Итак, давайте начнём — и начнём с предложения достаточно неожиданного, а именно — вынесем за скобки всю первую часть «Капитала» — безусловно, самую известную часть всей этой работы, часть, которую читают все, а часто ею и ограничиваются. При этом я исхожу из соображений, несколько иных, нежели у Альтюссера или Корша (которые советовали неофитам и читателям из рабочей среды пропустить первые главы книги) отчасти уже из-за того, что оба этих мыслителя — по разным причинам — упрямо не принимали диалектику как таковую.

Мои посылки несколько иные, хотя я и согласен с упомянутыми исследователями в том, что читателей могут настолько заворожить товарная форма, фетишизм и тому подобное, что они так и не перейдут к более глубокому изучению марксизма. Позволю себе напомнить, что первая часть — то, что издатели назвали «Grundrisse…», «глава о деньгах»; здесь еще не идёт речь о капитале — деньги здесь ещё не претерпели решающего превращения в капитал, и с этой точки зрения эта первая часть представляет собой как бы предысторию капитализма (как и, хотя и в совершенном ином отношении, часть 8, посвящённая первоначальному накоплению). Так что, строго говоря, описание капитализма как такового у Маркса ограничивается частями 2-7. Конечно, в обществе, где всё превращается в товар, анализ первой части сегодня политически особенно актуален — точно так же как культура вообще в условиях нынешней третьей фазы капитализма. Однако в формальном отношении я предлагаю рассматривать первую часть как законченное самостоятельное произведение — своеобразную увертюру к основной работе, или лучше сказать нечто вроде «Золота Рейна» — прелюдии, смысл которой раскрывается в основной части трилогии «Кольца Нибелунгов».

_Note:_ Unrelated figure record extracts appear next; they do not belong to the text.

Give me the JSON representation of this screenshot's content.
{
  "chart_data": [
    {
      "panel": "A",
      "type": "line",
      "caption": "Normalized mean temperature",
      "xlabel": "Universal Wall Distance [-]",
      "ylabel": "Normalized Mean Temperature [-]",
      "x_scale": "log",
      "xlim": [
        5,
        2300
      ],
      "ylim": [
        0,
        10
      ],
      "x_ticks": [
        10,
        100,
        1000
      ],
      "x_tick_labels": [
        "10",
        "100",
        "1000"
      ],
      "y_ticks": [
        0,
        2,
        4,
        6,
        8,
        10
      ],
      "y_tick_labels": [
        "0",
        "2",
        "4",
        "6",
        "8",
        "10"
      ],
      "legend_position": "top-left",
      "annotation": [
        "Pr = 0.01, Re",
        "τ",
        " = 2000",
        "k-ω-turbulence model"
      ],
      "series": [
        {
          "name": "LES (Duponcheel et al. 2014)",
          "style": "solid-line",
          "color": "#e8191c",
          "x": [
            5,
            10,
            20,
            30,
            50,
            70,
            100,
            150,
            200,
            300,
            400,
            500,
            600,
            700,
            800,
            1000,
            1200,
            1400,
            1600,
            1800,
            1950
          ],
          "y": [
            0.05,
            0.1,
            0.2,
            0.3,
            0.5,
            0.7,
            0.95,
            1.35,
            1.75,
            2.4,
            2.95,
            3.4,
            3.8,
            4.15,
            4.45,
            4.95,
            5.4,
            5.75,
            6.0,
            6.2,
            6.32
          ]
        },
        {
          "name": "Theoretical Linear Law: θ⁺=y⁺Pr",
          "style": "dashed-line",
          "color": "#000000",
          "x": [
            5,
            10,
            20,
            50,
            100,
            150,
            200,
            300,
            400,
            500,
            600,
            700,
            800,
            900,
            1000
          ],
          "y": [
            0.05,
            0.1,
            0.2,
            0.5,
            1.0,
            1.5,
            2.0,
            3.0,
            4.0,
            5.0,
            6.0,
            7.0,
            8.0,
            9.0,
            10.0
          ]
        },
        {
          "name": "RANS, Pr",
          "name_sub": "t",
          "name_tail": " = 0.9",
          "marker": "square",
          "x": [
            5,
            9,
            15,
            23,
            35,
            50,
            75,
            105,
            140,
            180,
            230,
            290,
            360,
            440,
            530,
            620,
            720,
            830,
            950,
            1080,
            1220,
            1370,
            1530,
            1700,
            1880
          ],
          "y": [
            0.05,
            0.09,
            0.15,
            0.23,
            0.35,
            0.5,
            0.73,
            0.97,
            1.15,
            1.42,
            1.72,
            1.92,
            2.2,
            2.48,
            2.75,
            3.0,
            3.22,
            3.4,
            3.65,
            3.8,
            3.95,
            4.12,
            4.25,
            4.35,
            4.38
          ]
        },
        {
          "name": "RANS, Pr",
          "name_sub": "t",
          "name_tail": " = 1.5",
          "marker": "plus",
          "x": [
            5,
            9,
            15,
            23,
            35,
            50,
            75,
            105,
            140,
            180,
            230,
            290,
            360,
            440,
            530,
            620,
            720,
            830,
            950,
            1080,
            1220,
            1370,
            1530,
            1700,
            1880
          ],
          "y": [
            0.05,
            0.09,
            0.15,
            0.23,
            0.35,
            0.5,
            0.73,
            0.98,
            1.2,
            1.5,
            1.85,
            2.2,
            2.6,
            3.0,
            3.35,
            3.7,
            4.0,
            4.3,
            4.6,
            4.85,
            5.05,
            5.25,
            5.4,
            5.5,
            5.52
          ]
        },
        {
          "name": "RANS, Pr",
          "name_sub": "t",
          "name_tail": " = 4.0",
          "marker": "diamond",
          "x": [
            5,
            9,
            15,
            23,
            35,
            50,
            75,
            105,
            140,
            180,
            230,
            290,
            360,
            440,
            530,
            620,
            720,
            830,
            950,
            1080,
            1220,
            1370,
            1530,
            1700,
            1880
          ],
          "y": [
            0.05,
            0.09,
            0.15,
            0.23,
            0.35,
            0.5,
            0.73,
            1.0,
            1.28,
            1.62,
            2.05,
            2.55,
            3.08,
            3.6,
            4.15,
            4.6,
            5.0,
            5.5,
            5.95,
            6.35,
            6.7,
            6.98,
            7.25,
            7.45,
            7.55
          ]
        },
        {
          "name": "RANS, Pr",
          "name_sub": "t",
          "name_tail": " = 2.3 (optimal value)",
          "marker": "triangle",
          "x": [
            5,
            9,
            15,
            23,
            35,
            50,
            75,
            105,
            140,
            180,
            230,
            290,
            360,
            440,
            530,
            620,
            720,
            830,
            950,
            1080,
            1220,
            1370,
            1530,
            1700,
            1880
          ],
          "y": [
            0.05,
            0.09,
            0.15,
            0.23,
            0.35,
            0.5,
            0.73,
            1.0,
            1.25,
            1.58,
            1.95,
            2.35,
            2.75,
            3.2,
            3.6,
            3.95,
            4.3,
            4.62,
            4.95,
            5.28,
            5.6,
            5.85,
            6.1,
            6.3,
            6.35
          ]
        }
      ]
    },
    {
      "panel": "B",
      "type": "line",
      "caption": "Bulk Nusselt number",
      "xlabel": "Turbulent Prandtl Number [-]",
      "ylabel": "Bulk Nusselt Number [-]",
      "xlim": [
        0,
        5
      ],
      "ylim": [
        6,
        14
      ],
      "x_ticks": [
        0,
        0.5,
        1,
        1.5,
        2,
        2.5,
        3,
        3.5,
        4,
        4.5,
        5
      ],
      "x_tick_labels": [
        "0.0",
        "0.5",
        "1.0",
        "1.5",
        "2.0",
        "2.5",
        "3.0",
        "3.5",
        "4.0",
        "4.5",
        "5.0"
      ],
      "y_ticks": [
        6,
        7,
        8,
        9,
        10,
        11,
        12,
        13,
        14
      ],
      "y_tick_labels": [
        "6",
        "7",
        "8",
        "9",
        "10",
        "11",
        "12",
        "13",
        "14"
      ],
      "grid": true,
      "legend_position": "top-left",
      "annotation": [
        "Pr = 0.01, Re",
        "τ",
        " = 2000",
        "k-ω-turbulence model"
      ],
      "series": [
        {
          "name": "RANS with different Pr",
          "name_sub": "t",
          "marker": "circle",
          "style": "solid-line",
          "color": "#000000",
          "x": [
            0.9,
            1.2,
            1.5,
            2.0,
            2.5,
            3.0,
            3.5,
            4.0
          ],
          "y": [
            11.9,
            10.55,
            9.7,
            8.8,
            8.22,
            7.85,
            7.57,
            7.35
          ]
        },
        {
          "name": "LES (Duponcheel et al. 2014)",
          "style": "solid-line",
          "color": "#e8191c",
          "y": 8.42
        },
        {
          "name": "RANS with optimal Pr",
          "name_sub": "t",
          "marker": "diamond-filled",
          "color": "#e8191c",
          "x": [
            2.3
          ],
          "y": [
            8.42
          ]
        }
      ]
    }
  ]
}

Моё предложение обусловлено в частности тем, что первая часть оказалась «холостым выстрелом», или, как называет это Хайдеггер, — Holzweg, дорогой в никуда. Она по сути представляет собой критику самой идеи обмена — уравнения обмена, которое предполагает, что возможна такая вещь, как обмен равными, или что уравнение обмена является «обратимым». Это в свою очередь означает, что нет и не может быть никакой «справедливой» цены, и следовательно весь социал-демократический проект — т. е. реформирование капитализма на началах справедливости — теряет всякий смысл. Подобный вывод, хотя и продуктивный в плане политическом, возвращает нас к исходной точке. Впрочем, одно мы все же приобретаем — а именно методологию, которая в дальнейшем послужит мне путеводной нитью в толковании оставшейся части первого тома «Капитала». Позволю себе вкратце её изложить.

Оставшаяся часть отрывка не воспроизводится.